The industry categorizes the control algorithms for commercial cleaning equipment into three levels (basic/advanced/intelligent), corresponding to different hardware configurations and costs:

• ● Basic level (L1)It relies on preset programs and a small number of sensors (such as infrared proximity sensors), and can only operate according to a fixed schedule or manual instructions. It is suitable for a single scenario (such as timed cleaning in an unmanned shopping mall at night), with a response delay of >1 second and a cleaning coverage of about 80%-85%.

  
  

• ● Advanced level (L2)Adding a single type of sensor (such as LiDAR LDS or ultrasonic sensor) enables basic obstacle avoidance (identifying static obstacles >10cm) and simple path planning (walking along a fixed route), adaptable to 2-3 scenarios (such as shopping mall corridors + elevator lobbies), with a response latency of <500ms and cleaning coverage increased to 90%-93%;

  
  

• ● Level 3 IntelligenceIt integrates a multi-sensor array (LiDAR + visual camera + ToF depth sensor), analyzes environmental parameters in real time through a lightweight neural network model (parameters <50MB), and dynamically adjusts cleaning strategies (such as increasing suction power to 20000Pa in high-traffic areas and switching to energy-saving mode in low-traffic areas), with a response latency of <50ms, a cleaning coverage rate of ≥95%, and supports cross-regional collaboration (automatic partitioning of multiple devices).

  
  

3. Industrialization adaptation of key technologies

• ● Sensor costThe unit price of the 3D LiDAR required for Level 3 (such as the Velodyne VLP-16) is about $300-$500, which limits its application in basic equipment (basic equipment mostly uses ultrasonic sensors costing $20-$50).

  
  

• ● Computing power limitIntelligent algorithms require embedded chip computing power ≥ 500MFLOPS (such as Rockchip RK3568), while basic models only use low-power chips < 100MFLOPS (such as ESP32).

  
  

• ● Maintenance costsComplex sensors (such as cameras) require regular cleaning and calibration (increasing maintenance frequency), which affects the acceptance of small and medium-sized customers.

  
  

Current Status and Trends of Industry Applications

Currently, high-end commercial cleaning equipment (priced above 200,000 yuan) is generally equipped with L3-level algorithms (such as airport automatic sweepers and high-end shopping mall cleaning robots), mid-range equipment (priced between 50,000 and 200,000 yuan) is mainly L2-level (covering more than 80% of commercial scenarios), and basic models (priced below 50,000 yuan) still rely on manual assistance. Market data shows that the cleaning efficiency (time per unit area) of L3-level equipment is 40%-50% higher than that of L1-level equipment, and customer satisfaction (4.8/5 points) is significantly higher than that of L1-level equipment (4.2/5 points).

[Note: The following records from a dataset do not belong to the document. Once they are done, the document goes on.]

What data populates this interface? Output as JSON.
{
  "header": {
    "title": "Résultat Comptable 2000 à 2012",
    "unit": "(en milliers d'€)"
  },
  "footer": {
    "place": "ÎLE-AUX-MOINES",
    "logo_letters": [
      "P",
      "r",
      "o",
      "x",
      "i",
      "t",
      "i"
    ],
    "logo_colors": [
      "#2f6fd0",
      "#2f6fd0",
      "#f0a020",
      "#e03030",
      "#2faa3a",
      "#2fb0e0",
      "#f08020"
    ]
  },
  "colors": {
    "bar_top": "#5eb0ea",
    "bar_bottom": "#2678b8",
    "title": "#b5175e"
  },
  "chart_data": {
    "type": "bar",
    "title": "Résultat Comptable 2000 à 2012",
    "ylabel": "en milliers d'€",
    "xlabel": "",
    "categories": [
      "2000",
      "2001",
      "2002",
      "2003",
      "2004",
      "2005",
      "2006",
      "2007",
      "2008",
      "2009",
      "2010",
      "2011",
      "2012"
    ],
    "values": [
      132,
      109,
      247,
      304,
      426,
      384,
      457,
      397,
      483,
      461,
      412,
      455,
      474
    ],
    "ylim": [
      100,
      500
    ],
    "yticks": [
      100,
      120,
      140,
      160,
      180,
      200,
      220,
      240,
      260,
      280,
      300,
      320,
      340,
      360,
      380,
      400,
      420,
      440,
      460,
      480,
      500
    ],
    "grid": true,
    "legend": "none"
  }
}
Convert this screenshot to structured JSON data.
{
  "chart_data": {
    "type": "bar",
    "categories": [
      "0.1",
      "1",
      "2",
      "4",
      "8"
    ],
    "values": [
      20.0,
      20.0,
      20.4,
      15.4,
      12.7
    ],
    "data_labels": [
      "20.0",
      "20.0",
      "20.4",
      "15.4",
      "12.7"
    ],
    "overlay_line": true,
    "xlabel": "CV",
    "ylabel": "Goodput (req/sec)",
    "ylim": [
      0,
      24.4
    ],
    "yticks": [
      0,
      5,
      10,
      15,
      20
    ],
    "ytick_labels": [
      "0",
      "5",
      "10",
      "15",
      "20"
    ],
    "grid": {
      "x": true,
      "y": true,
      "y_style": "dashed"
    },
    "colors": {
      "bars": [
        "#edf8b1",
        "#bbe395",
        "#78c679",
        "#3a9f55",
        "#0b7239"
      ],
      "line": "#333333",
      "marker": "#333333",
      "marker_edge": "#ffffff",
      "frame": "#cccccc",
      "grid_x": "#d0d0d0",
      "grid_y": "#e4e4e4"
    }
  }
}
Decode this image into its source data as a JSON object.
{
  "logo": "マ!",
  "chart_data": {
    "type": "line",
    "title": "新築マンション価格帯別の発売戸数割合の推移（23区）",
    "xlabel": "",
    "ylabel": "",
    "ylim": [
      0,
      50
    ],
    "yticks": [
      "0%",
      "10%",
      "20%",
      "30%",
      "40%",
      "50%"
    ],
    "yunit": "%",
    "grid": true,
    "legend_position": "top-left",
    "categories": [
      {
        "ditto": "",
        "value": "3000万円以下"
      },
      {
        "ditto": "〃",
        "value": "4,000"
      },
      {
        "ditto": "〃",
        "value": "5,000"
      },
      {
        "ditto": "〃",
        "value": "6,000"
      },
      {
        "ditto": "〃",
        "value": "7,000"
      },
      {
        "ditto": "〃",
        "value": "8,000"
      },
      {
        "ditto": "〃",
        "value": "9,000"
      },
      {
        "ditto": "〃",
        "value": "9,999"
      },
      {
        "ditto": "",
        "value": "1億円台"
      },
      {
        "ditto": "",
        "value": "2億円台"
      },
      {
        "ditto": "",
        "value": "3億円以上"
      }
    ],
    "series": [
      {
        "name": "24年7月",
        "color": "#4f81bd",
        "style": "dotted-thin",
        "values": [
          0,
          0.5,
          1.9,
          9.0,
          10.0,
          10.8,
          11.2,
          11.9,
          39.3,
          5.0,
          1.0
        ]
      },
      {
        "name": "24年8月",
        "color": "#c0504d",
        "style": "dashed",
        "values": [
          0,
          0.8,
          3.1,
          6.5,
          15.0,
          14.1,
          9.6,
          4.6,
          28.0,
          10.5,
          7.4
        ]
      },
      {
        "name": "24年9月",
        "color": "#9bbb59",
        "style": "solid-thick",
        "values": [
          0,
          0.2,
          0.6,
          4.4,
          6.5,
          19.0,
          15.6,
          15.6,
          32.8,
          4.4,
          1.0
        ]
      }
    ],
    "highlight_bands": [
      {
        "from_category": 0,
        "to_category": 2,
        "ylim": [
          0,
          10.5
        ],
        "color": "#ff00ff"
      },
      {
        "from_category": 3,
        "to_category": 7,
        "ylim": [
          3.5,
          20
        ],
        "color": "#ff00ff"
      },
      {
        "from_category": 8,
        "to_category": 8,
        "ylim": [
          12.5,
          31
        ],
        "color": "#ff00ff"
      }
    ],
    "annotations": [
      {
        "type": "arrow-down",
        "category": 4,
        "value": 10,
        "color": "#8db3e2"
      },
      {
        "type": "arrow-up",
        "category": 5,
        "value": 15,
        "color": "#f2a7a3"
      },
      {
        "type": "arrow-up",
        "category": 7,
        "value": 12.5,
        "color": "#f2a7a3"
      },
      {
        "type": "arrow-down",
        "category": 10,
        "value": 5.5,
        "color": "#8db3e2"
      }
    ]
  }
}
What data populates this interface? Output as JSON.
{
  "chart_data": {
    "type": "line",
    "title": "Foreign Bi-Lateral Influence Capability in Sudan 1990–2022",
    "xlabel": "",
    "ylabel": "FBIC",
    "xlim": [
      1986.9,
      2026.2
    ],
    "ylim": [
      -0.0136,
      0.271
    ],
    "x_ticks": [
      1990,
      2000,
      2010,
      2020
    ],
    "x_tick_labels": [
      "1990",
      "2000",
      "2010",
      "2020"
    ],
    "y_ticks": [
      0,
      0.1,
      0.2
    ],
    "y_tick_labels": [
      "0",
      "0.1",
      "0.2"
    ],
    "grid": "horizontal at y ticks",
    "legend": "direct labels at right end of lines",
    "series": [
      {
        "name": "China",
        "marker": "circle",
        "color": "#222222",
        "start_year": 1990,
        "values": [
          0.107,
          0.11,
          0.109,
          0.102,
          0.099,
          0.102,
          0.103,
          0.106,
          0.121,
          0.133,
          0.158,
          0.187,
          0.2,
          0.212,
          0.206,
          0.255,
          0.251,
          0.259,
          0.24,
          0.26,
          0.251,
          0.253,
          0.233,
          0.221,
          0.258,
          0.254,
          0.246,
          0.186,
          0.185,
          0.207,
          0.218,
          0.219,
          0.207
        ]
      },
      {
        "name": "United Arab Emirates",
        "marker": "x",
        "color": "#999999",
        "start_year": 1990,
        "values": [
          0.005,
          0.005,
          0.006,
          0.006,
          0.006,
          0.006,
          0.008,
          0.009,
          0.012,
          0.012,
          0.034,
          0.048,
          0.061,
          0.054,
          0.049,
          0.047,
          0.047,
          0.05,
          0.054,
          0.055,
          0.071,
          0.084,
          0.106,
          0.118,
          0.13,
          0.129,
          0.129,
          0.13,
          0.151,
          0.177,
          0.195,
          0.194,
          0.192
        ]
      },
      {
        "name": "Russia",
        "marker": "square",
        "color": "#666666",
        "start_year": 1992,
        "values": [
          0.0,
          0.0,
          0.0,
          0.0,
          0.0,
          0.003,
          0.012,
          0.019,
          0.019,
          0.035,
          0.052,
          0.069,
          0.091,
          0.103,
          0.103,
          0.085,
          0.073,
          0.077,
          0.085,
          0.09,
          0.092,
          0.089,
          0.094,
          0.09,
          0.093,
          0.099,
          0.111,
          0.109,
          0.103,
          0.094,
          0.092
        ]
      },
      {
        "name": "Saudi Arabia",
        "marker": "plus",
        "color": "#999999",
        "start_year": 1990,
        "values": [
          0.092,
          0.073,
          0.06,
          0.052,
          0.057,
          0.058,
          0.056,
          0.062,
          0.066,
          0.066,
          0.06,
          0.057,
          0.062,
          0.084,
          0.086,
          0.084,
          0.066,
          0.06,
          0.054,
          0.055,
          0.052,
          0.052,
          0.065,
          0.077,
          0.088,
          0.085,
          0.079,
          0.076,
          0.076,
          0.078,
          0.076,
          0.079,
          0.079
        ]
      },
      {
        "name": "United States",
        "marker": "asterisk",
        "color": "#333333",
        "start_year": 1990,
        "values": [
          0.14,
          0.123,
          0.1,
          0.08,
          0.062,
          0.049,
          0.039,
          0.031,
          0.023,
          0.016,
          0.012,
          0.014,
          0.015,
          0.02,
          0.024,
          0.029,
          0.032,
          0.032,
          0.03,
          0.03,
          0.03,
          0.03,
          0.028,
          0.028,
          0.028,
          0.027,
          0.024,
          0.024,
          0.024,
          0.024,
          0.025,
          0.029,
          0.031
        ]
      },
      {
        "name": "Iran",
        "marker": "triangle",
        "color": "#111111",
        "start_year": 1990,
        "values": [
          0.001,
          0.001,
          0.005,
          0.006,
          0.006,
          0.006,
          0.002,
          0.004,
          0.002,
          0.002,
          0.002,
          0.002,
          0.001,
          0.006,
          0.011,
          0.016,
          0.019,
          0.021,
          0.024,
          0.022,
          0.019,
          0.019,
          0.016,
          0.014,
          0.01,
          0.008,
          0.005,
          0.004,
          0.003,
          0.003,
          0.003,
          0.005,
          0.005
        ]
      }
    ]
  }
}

     Future TrendsThe technology will develop towards "multi-device collaboration" (such as the linkage between sweeping trucks and mopping robots) and "self-learning optimization" (iterating scene weight parameters through historical data), but it is necessary to solve the problems of standardized protocols for sensor data fusion (such as data format compatibility of different brands of LiDAR) and low-power design of edge computing chips (battery life > 8 hours).